Once there was a magician who stubbornly refused to believe in magic. No matter what happened around them, the magician insisted that there was some other explanation – a strange coincidence, or a misunderstanding, or (most commonly) someone playing a trick on them. Because while the magician had powerful magic (though they wouldn’t admit it), they had an even more powerful fear of looking foolish. And so it was easier to believe that whatever was happening was the result of someone trying to pull a fast one. Even if they were wrong, at least they wouldn’t have been taken in by a trick.
This strategy served the magician very well. They never looked foolish, and so avoided their greatest fear.
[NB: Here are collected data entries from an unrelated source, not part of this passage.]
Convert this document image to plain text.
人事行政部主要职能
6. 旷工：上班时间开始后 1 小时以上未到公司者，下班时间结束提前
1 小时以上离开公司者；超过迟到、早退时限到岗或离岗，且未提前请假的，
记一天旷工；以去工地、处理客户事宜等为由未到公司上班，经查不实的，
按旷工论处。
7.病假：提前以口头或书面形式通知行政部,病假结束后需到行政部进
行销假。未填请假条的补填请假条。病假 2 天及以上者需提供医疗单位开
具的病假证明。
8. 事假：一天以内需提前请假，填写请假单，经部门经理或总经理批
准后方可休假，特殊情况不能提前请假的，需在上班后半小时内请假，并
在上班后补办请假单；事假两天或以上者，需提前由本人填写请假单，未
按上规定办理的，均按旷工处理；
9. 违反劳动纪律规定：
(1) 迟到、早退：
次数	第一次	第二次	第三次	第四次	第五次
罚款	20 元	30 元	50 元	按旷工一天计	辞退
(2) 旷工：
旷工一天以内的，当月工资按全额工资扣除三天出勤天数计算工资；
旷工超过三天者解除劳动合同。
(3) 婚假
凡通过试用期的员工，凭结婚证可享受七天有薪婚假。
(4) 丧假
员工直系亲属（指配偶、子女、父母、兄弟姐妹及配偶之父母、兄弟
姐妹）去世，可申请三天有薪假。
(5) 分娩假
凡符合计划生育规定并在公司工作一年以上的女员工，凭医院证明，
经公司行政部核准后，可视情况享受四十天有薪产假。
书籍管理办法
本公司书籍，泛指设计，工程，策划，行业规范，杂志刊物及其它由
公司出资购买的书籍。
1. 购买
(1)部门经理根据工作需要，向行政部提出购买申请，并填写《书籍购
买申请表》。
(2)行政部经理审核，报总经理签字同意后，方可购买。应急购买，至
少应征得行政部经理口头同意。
However, it also meant that they had to work increasingly hard to dismiss the things that happened around them. Strange changes to the weather, or animals that seemed to talk (albeit just for a few seconds – animals, as a rule don’t have a lot to say when humans are about), or the sense that there were delights awaiting the magician if only they would accept them.
You see, that’s the thing about magic. If it’s a part of you it doesn’t go away, it just gets more insistent. It tries to get your attention, to open up, to reach out for it. But you have to meet it partway. You have to risk being foolish enough to believe in impossible things.
The stubborn magician never did, I’m sorry to say. They redoubled their efforts to ignore the part of them that was incapable of such impossible power. In the end, I suppose, that was the one spell they ever worked – to create the illusion, in their mind, that their own magic didn’t exist at all.